Bangkok : Profil éco

Une porte d’entrée idéale en Asie du Sud-Est. Telle est l’image de ce pays de 63 millions d’habitants, point d’ancrage privilégié des investisseurs étrangers, avec un stock d’investissements directs de près de 89 milliards de dollars ; soit plus du tiers du PIB thaïlandais. L’étranger : une notion cardinale pour cette économie ouverte où les exportations mobilisent près des deux tiers du produit intérieur brut, initiant un véritable boom économique dans les décennies 80 et 90.

Le temps de la croissance à deux chiffres est cependant révolu. Après le coup d’arrêt consécutif à la crise financière asiatique de 1997, la rechute actuelle est le principal sujet de préoccupation des journaux, mais aussi des autorités thaïlandaises. Ainsi, en avril, la Bank of Thaïland prévoyait un recul de 1,5 % à 3,5 % du PIB pour 2009 et une baisse du volume des exportations de 17,5 % à 20,5 %. Pour la suite, on ne peut que conjecturer sur la forme de la courbe qui marquera la sortie de crise. Sera-t-elle en V, en L, en U ou en W ?

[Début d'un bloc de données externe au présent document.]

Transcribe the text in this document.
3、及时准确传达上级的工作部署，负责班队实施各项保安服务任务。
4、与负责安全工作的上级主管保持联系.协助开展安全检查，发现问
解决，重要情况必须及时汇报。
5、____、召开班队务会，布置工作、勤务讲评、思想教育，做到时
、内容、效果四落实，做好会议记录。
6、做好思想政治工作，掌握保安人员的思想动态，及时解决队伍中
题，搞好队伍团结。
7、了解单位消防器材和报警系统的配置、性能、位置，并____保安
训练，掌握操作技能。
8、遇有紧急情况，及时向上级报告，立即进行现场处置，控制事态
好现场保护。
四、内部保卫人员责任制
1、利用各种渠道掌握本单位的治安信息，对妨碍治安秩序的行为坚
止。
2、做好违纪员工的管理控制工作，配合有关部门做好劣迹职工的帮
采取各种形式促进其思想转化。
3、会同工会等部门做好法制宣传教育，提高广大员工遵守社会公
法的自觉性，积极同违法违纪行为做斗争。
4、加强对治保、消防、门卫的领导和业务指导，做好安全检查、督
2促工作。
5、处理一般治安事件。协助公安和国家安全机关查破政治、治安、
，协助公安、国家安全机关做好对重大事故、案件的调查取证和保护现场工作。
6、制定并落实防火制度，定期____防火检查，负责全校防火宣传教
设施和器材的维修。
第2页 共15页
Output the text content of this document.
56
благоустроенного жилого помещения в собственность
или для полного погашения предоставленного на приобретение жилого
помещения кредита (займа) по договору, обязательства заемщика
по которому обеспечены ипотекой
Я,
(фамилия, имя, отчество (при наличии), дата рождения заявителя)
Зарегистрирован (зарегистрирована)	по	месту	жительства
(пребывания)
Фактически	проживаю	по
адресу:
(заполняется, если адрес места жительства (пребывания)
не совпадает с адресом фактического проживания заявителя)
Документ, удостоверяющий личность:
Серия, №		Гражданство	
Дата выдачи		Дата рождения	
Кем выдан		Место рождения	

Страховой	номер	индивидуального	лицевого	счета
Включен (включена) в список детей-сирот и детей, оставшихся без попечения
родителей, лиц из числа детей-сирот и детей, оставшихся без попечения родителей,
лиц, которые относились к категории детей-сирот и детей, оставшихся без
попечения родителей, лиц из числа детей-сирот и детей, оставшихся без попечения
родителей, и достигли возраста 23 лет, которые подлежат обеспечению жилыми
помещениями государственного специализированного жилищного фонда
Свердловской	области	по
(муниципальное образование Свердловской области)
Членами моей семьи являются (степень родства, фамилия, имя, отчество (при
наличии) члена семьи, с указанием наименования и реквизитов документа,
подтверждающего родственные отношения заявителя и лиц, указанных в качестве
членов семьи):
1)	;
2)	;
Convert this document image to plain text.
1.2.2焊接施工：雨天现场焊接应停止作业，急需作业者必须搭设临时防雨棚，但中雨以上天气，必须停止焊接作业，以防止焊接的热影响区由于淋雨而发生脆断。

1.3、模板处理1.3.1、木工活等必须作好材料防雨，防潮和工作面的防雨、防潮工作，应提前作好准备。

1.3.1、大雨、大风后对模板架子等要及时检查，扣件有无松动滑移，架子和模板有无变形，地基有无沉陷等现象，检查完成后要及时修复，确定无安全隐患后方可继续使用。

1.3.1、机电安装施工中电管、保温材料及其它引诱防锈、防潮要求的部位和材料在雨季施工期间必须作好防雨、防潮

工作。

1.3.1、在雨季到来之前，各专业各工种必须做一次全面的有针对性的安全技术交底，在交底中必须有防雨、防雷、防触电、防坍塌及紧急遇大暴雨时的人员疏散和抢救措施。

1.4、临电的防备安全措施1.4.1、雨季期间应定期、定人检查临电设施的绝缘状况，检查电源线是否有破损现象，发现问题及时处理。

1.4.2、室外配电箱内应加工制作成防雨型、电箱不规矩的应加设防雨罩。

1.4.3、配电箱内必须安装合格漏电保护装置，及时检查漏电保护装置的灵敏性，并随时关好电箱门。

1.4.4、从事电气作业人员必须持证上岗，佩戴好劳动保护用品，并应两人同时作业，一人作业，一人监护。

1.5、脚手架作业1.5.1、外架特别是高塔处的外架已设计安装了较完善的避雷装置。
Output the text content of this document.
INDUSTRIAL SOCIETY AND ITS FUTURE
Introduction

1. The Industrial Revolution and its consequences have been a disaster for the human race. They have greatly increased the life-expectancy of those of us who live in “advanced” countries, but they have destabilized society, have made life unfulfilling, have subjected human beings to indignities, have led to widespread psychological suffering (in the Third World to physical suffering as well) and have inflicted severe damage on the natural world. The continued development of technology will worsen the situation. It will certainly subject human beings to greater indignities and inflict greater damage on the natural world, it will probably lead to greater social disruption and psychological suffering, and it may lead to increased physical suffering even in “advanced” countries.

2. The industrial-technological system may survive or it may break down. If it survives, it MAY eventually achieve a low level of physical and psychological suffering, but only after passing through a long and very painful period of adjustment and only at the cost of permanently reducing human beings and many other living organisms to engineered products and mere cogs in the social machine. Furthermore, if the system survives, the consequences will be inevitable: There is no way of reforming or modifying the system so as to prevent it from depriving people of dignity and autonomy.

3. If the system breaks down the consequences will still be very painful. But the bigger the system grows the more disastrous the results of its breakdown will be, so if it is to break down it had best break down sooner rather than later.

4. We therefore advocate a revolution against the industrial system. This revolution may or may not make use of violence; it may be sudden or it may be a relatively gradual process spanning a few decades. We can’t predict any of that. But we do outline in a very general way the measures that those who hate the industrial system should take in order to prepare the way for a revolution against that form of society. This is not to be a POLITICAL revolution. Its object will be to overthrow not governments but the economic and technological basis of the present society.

Dans ce scénario en montagnes russes, l’Europe – et singulièrement la France – ne joue qu’un rôle secondaire. On ne retrouve aucun pays européen parmi les dix premiers pays d’exportation des produits thaïlandais où, derrière le leader américain, se succèdent les voisins et les autres grands acteurs de la zone Asie- Pacifique. Quatrième fournisseur européen de la Thaïlande derrière l’Allemagne, le Royaume-Uni et l’Italie, la France se contente d’une part de marché de 0,83 %. Désireuse de voir ce chiffre gonfler, la Mission économique de Bangkok a dressé en mars 2009 une liste des secteurs les plus porteurs pour les années à venir : télécommunications, pétrochimie, énergie et surtout transports, avec la construction de nouvelles lignes de métro à Bangkok et le projet de doublement des voies sur le réseau ferré. Le secteur aérien est également visé avec, en ligne de mire, le plan d’équipement de Thai Airways, l’extension de l’aéroport de Suvarnabhumi et la transformation de l’ancien aéroport international, Don Muang, en zone franche de maintenance aéronautique.

Les secteurs d’excellence “traditionnels” de l’économie thaïlandaise continuent cependant d’offrir des opportunités. À côté des produits phares de ce “pays-atelier” (automobiles, biens électroniques, textile…), le secteur primaire représente encore un atout fondamental pour la Thaïlande, premier exportateur mondial de riz, de thon en boîte et de crevettes transformées. Il en est de même pour le tourisme, avec près de 15 millions de visiteurs en 2007 générant directement une recette égale à 7 % du PIB, et un positionnement jouant de plus en plus sur le haut de gamme ainsi que sur des marchés de niche valorisés : écotourisme, golf, tourisme de bien-être et de santé. Les récents remous politiques ont cependant quelque peu brouillé l’image d’une destination considérée jusqu’ici comme l’une des plus sûres et stables du monde.